Poupança e investimento

Quão seguros são os bancos?

Muitos bancos internacionais estão presentes no Fórum Econômico Mundial. Mesmo assim, Davos está debatendo se os mercados financeiros são realmente mais seguros.

A opinião de que os bancos e os mercados financeiros estão seguros novamente cinco anos após a crise é generalizada entre os participantes do Fórum Econômico Mundial.
Essa é a opinião de Douglas Flint, diretor do HSBC, um dos maiores bancos do mundo, que poderia dar uma lista de detalhes que mostram isso: mais capital, mais liquidez, regulamentações mais rígidas, testes de estresse mais frequentes ...
Os bancos teriam que ter preparado até sua própria vontade de acordo com as prescrições do conselho de supervisão do Conselho de Estabilidade Financeira. Diretrizes de mais de 10.000 páginas detalham exatamente o que fazer em caso de emergência, esclarece Flint: "Em caso de queda, além da energia nuclear, não há outro setor que tenha que planejar com tanta precisão".

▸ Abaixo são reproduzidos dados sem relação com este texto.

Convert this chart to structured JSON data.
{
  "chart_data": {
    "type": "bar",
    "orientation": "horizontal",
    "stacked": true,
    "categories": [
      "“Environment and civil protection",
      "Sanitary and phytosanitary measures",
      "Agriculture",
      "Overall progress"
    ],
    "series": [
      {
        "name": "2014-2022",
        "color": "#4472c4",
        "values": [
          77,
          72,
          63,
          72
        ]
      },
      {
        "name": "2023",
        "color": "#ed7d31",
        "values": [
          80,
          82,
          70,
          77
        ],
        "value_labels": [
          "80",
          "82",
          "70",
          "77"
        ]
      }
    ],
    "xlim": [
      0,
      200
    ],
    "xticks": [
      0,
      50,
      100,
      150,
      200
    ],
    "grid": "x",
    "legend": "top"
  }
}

Catástrofes naturais e outras comparações

Anat Admati, professor de economia financeira na Universidade de Stanford, considera essas palavras imprudentes. Flint e outros banqueiros querem que a crise financeira seja considerada uma catástrofe natural. "Essa comparação não é adequada", diz o especialista: "As crises financeiras são causadas por pessoas e há muitos responsáveis".
Admati compara a crise com uma série de acidentes e explosões sérias, como as causadas por caminhões pesados ​​que dirigem em um dia nublado através de um complexo habitacional. A única reação foi reduzir o limite de velocidade. Além disso, nada mudou.
Segurança e desempenho
Antony Jenkins, diretor do banco britânico Barclays, vê isso de forma diferente. Para ele, "o sistema é hoje mais seguro que em 2008. Mas ainda tem que ser mais seguro". Jenkins então se refere a um argumento freqüentemente usado pelos bancos: quanto mais fundos de segurança, menos crédito com os consequentes efeitos negativos sobre a economia.
Um argumento que Paul Volcker, ex-diretor da Reserva Federal dos Estados Unidos descreveu em seu dia de "galinhas", contradiz Anat Admati. Mas uma estratégia que para os bancos tem sido eficaz antes da política. Por exemplo, com a extensão do limite máximo de endividamento dos bancos europeus aprovados em janeiro, para que eles pudessem competir com seus colegas americanos.
Pouco capital?
Para Admati, o principal problema é o pequeno capital dos bancos. "Se não chegar a 10%, isso não significa nada de bom", diz ele: "nenhum outro setor da economia tem acesso a dinheiro barato como os bancos. Mas os riscos não apenas recaem sobre eles, mas sobre todos nós ".
Com tão pouca margem de capital próprio, as menores oscilações seriam suficientes para levar os bancos à suspensão dos pagamentos. Isso foi demonstrado pela crise financeira. No entanto, são os contribuintes que vão carregar o fardo. Por essa razão, embora pareça improvável, a Admati defende diretrizes semelhantes às do setor imobiliário, onde é necessário um capital próprio entre 20 e 30%.
Contribuintes, poupadores e pensionistas.
Admati não acredita que suas teorias mostrem um "ódio" dos bancos. Ao contrário. Quanto mais capital, mais saudáveis ​​serão os bancos. No entanto, essa saúde acabaria ocorrendo às custas dos proprietários, ou seja, dos acionistas, que receberiam dividendos menores, diz o diretor do HSBC. Além disso, não apenas prejudicaria os grandes investidores, mas também aqueles que investiram em renda e fundos de pensão.
"Dizer que os contribuintes não devem responder pelas perdas dos bancos é uma frase muito atraente", diz Flint, "mas a frase precisa ser concluída: os contribuintes não responderão porque o capital será retirado de suas poupanças e de suas pensões". Um argumento que não convence Admati de que, para não mencionar Paul Volcker sempre, ele publicou seu próprio livro intitulado: "O novo naipe do banqueiro".